The most interesting thing to note about read(2) is that it is blocking. So our above naive translation into JavaScript would actually lock up your browser or server for the amount of time the I/O happens. This is obviously a no-go if you’re trying to write a server that serves more than one user in parallel, or trying to create a responsive 60 fps web page.

But of course we know how to fix this. We’ll just turn it into a promise-returning function:

file.readInto(buffer, offset, count).then(bytesRead => { ... });

Not so fast. How exactly do we plan on translating a blocking POSIX API into a non-blocking JavaScript API? The obvious answer is to use another thread. That is, off in a background thread, we pass the memory represented by buffer into read(2), and when read(2) finishes, we go back to the main thread and fulfill the promise we previously vended with read(2)'s return value.

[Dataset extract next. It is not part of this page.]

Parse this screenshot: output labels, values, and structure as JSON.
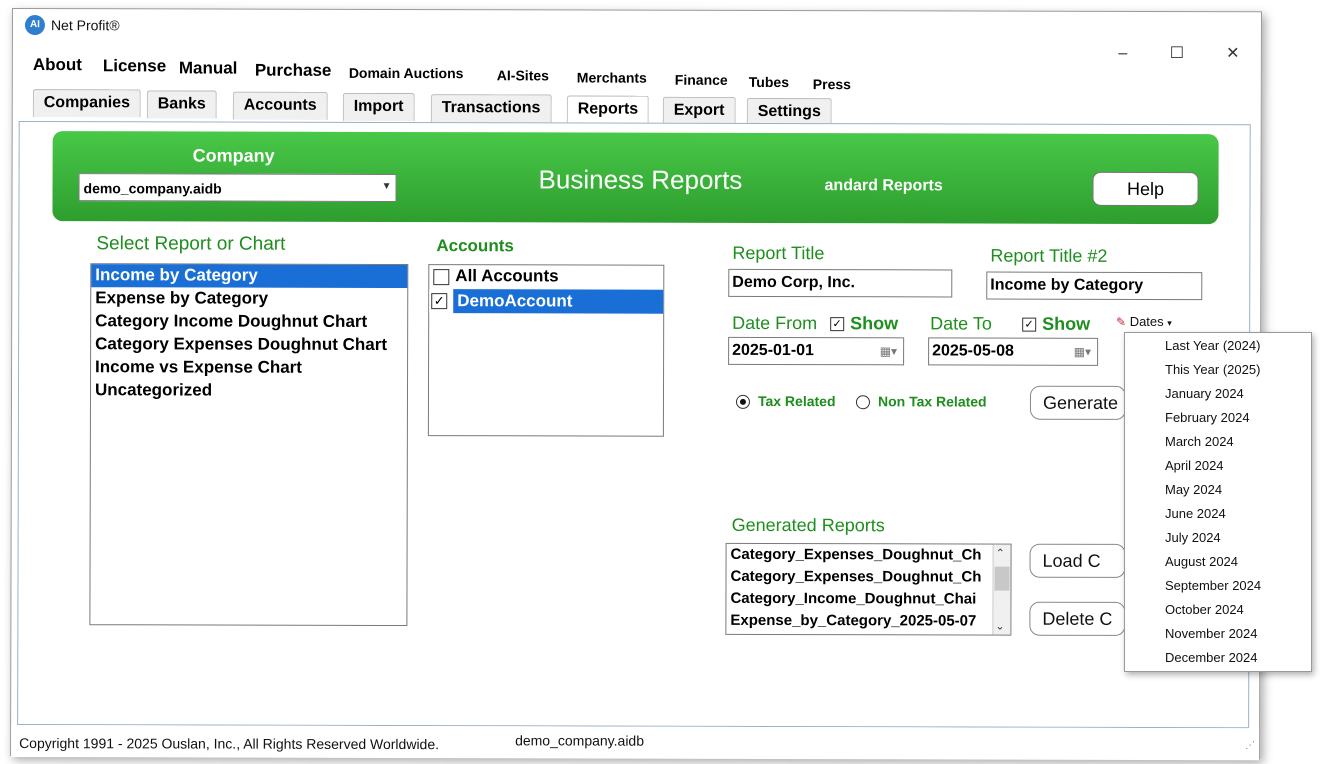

This solution has a major issue, however: data races. That is, it makes it possible to observe the memory in buffer changing out from under us, with code like the following:

const view = new Uint8Array(buffer);
file.readInto(buffer, offset, count).then(bytesRead => { ... });

console.log(view[0] === view[0]);

Because the memory in buffer is being filled in by read(2) in the background thread, it’s possible for this program to output false! Oh no!

In the io.js world, this is considered OK, and with some effort you can create situations like this using their native Buffer type. However, in the world of web browsers, and in general in any world where standards bodies need to get multiple vendors to agree, this is not going to fly. JavaScript’s execution model is strongly based around a run-to-completion single-threaded paradigm, and if we poke holes in that by letting other threads modify our variables out from under us between two execution steps, all hell can break lose. No specs, libraries, or optimizing compilers are written to accomodate such a world.

One proposed solution would be to transfer the backing memory of the ArrayBuffer into a new ArrayBuffer that is only accessible once the read(2) call has finished. In code, that might look something like this:

file.readInto(buffer, offset, count).then(({ result, bytesRead }) => {
  // `result` is backed by the same memory `buffer` used to be
  // backed by, but they are not equal:
  assert(result !== buffer);
});

// `buffer`'s backing memory has now been transferred, so trying to use
// `buffer` directly (or any views onto `buffer`) will throw:
assert.throws(() => buffer.byteLength);
assert.throws(() => new Uint8Array(buffer));

Note how once buffer has been transferred, the buffer instance itself is now useless: it is “detached” in spec terms.

We could also imagine other ways of avoiding the data races. For example, if we had an API that allowed the background thread to first detach, then “reattach,” the backing memory to buffer, we wouldn’t need the separate buffer and result variables pointing to the same backing memory. Ideally such an API would allow us to detach and reattach sections of the ArrayBuffer, so that I could (for example) read multiple files in parallel into different sections of one large buffer. I proposed this on es-discuss, but nobody seemed to be interested.

Alternately, we could decide that for a low-level JavaScript API representing a file descriptor, data races are OK after all. In that case, Mozilla’s SharedArrayBuffer proposal would be a good fit—we’ll just write to the shared array buffer in the background thread, while still allowing reading in the main thread. As mentioned before, it might be hard to get such a primitive past multiple vendors and into the relevant standards. But the desire to transpile threaded C and C++ code into asm.js is proving to be a powerful motivator, which might push it into acceptance.